SentinelOne Exceptions for Sentry/Kafka

I am the sysadmin for my organization and am assisting one of my developers in getting Sentry working in our Docker environment. We run SentinelOne on the Docker host the containers are running in. We are having issues with Kafka not being able to communicate with itself:
2021-02-02T21:57:40Z [rdkafka::client] ERROR: librdkafka: Global error: BrokerTransportFailure (Local: Broker transport failure): kafka:9092/bootstrap: Connect to ipv4#172.25.0.11:9092 failed: Connection refused (after 0ms in state CONNECT, 30 identical error(s) suppressed)
We have also been seeing SentinelOne blocking Sentry processes sporadically. Are there any AV exclusions that we could add to SentinelOne on the host to take SentinelOne out of the equation to see if it is what is causing these errors?

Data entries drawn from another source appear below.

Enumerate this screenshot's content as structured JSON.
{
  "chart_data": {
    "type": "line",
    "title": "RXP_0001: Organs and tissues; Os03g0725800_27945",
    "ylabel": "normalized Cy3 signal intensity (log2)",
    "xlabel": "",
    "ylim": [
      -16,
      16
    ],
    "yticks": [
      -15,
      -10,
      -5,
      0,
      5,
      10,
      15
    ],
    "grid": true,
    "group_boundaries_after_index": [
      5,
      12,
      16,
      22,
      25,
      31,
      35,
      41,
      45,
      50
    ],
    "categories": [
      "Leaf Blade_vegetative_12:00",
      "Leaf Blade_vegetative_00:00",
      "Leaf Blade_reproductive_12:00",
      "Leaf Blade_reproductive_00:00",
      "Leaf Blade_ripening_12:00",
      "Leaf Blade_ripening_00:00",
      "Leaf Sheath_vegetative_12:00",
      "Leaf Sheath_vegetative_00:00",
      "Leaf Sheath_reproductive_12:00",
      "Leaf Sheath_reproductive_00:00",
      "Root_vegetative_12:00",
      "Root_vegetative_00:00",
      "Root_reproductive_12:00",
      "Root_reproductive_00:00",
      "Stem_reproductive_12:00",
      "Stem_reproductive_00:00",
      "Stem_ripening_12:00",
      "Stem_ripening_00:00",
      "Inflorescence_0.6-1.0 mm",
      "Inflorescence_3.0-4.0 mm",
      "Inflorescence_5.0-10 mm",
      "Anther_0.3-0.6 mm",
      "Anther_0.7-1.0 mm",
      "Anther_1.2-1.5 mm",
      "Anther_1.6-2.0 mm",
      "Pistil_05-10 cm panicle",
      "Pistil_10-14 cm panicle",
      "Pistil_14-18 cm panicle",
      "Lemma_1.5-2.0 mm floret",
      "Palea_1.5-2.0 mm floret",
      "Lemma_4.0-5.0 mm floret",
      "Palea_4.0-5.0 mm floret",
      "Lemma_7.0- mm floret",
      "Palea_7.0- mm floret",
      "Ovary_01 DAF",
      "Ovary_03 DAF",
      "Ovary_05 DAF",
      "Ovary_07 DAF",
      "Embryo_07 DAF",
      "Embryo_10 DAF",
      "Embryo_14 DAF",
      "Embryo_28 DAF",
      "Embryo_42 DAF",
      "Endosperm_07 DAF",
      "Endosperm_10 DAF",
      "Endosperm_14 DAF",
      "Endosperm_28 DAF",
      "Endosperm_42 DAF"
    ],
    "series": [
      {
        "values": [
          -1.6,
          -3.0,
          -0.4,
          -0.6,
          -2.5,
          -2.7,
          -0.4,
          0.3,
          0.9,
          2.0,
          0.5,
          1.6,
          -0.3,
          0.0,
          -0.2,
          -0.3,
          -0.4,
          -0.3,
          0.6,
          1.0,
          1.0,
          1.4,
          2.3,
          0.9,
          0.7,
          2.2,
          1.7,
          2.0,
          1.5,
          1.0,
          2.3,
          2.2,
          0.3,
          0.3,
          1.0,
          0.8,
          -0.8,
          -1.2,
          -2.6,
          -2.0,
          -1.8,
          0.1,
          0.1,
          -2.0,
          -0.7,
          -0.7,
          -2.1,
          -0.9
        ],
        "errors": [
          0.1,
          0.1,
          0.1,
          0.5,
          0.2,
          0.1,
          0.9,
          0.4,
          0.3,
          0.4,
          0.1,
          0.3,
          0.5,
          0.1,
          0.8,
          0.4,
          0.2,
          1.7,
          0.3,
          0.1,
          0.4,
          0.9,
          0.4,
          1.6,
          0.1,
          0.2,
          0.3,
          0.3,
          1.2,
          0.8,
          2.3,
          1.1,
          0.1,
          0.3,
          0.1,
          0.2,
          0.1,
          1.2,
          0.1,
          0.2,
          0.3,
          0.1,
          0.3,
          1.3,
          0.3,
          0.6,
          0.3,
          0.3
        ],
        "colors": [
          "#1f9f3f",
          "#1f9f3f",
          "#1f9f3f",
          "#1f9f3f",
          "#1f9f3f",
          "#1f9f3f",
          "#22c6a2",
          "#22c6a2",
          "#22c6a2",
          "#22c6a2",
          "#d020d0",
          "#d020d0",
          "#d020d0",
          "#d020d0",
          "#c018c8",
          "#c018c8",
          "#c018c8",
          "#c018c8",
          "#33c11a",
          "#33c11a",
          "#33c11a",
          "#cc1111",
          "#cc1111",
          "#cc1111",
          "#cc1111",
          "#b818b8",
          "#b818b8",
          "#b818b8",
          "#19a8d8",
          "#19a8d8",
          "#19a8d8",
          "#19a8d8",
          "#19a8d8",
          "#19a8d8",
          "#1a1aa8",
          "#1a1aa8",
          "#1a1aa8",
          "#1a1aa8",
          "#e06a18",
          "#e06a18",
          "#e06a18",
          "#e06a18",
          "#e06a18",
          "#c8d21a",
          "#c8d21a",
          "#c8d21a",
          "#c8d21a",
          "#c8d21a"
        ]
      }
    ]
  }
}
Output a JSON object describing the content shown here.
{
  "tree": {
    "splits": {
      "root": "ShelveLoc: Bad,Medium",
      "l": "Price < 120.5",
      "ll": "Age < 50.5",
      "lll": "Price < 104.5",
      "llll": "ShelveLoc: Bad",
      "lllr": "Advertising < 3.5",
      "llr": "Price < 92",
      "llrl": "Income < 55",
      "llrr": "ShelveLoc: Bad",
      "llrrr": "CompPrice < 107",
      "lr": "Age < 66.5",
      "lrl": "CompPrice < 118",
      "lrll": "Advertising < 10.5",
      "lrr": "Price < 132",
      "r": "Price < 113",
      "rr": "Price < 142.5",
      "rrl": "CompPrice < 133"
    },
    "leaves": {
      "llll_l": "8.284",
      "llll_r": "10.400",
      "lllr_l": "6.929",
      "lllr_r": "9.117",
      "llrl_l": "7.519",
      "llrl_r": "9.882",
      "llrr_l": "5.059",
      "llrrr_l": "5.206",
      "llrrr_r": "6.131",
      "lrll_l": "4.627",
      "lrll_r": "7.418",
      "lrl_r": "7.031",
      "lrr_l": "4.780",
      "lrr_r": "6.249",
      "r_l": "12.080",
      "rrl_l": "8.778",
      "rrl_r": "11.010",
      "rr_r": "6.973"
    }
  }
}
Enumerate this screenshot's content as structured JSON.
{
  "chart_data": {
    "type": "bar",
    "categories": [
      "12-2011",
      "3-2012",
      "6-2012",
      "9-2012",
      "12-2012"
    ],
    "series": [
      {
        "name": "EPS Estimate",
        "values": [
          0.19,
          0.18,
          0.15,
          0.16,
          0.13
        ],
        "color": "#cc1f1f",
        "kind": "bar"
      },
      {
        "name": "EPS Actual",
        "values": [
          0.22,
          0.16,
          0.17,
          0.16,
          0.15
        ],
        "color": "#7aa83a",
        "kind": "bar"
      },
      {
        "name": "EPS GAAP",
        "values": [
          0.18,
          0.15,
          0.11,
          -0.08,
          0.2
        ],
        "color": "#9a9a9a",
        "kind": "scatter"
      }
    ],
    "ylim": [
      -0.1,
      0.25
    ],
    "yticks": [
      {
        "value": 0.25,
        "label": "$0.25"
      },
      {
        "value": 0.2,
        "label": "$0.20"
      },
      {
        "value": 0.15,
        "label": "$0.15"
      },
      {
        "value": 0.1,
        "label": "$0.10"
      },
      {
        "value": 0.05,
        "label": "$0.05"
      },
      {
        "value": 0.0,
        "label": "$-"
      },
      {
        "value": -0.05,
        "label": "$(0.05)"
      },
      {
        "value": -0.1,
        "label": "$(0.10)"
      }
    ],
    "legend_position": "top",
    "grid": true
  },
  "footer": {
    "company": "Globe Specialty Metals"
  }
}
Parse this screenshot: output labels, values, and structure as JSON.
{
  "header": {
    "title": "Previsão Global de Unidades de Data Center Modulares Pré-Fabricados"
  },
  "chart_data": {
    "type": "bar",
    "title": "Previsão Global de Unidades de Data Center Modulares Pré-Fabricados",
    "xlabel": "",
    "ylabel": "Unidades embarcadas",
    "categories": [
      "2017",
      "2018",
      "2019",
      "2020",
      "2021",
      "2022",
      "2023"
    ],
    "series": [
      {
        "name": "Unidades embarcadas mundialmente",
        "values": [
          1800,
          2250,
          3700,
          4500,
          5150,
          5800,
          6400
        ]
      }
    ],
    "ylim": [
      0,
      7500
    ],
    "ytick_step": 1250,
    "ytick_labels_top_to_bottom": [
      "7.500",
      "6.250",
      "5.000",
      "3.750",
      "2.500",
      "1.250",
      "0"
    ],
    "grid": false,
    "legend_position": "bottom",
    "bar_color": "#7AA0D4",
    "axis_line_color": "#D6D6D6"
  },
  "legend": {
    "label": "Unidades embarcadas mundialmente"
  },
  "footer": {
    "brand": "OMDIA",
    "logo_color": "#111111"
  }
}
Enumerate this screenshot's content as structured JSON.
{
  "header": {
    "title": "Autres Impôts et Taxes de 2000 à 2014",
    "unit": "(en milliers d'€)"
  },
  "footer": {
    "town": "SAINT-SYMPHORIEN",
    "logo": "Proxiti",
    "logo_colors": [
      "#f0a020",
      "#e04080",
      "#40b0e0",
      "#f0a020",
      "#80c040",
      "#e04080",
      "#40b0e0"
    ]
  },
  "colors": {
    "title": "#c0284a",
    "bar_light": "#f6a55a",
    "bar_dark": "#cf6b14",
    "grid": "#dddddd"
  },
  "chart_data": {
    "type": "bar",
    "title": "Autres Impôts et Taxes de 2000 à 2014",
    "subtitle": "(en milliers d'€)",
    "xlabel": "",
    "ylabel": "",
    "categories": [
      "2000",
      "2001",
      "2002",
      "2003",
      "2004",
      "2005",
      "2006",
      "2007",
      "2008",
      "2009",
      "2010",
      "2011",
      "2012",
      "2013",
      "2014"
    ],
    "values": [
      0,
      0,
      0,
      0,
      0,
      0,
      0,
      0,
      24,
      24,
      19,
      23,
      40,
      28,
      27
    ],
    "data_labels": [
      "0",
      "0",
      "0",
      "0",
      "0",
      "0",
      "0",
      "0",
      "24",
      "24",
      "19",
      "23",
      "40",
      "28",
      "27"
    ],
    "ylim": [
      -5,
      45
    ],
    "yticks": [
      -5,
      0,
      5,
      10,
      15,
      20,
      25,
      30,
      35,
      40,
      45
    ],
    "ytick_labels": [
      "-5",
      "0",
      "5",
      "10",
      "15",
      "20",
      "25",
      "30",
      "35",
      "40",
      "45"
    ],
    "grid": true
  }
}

Are you sure it is kafka itself and not zookeeper?

No idea what you are talking about as I’m not familiar with SentinelOne. What kind of blocks are we talking about? I/O or memory limitations etc.?

The error said Kafka, but it could be zookeeper. Again I am not familiar with Sentry.

LDConfig and uwsig are the processes we see blocked from time to time.

Kafka would fail if ZooKeeper fails. Hard to tell without more logs.

ldconfig is a core Linux utility, so no idea why would it be blocked. uwsgi is the main process that bridges Python to HTTP and we run many instances of it to handle requests concurrently.

This topic was automatically closed 90 days after the last reply. New replies are no longer allowed.